It’s tough out there. Relationships between men and women in the modern US are more strained than they’ve ever been, and men and women alike are more miserable than ever.
The relatively healthy societal courtship norms that were once in effect in the West disintegrated long before most of us were born. Many of us are several generations removed from any semblance of a healthy marriage in our family. We have experienced our parents’ divorce(s) and a revolving-door procession of their significant others coming and going throughout our lives. Many of us have had to muddle through becoming adult men or women without the regular presence of our same-sex parent.
We have grown up inundated with images of degeneracy and promiscuity that have been normalized by the (((entertainment))) industry, and endured educational (((propaganda))) intended to undermine the expectations of roles and sexuality for men and women.
As a result of all these influences and experiences, men and women view one another with hostility and suspicion, rather than admiration and affection.
Basically, with regards to romantic relationships in modern United States, it’s as if a tornado has torn through the place. The survivors are wandering around shell-shocked and disoriented, looking at the wreckage with no idea how to begin cleaning it up.
We’ve floundered around the mating game, sometimes with abysmal results. We’ve indulged in the temptations of degeneracy and suffered the consequences. We’ve tried to find true love, only to find ourselves as, alternately, the perpetrators and victims of disappointments and betrayals in our relationships. We’ve become bitter and cynical. We’re carrying emotional baggage into every new encounter with a potential romantic partner. Some of us have decided to give up entirely.
Over time, many of us have come to understand that the increase in degeneracy and breakdown of traditional norms are the root cause of all this damage and its resultant misery.
There is certainly no easy way to bridge the painful divide between men and women that exists today.
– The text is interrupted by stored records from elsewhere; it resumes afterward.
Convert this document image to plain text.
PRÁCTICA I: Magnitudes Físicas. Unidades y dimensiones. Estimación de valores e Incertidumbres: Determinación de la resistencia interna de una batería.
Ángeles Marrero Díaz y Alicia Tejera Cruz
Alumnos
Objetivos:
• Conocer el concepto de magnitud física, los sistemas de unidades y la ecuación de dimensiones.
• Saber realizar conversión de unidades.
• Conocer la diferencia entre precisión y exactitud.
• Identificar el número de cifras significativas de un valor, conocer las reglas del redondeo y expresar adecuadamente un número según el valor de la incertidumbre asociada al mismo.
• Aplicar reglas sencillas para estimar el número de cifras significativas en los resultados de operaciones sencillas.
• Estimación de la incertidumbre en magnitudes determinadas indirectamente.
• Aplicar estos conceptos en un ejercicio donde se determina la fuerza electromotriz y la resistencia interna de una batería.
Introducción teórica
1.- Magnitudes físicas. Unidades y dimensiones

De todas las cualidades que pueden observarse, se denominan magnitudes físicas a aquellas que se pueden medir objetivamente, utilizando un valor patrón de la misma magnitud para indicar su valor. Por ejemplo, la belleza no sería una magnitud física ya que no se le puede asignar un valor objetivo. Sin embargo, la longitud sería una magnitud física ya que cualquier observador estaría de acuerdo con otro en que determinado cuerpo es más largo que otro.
I think that one thing that can help is realizing societal decay is something that *happened* to us all, and is not completely due to the failures of the people of one gender or the other. This enmity has been sown by design.
I think that those of us who want to restore traditionalism need to approach the opposite sex with a large degree of patience and understanding.
Understand that many women have absorbed the lie that that the traditional roles of wife and mother are degrading and oppressive, rather than a critical pillar of a flourishing civilization. I think it may be helpful to encourage women to understand that they will be cherished, appreciated, and probably much happier fulfilling these vital roles. (It’s certainly a more persuasive approach than “know your place, woman!” which I’m seeing quite a bit of lately. Just saying.)
Understand that men have been constantly and mercilessly blamed not only for their real faults, but a bevy of imagined ones, as well as for their successes. For women, I think simply showing a little bit of respect and sincere appreciation to our blame-weary men can go a long way towards heartening and motivating them.
I’d like to offer a white pill, if I may. The drive to mate and procreate is our strongest natural urge. Despite the pathologies that exist at a societal level, on a primal level, we all want the same thing, and nature is on our side.
We’re all in this together. Don’t give up. We can do it, fam.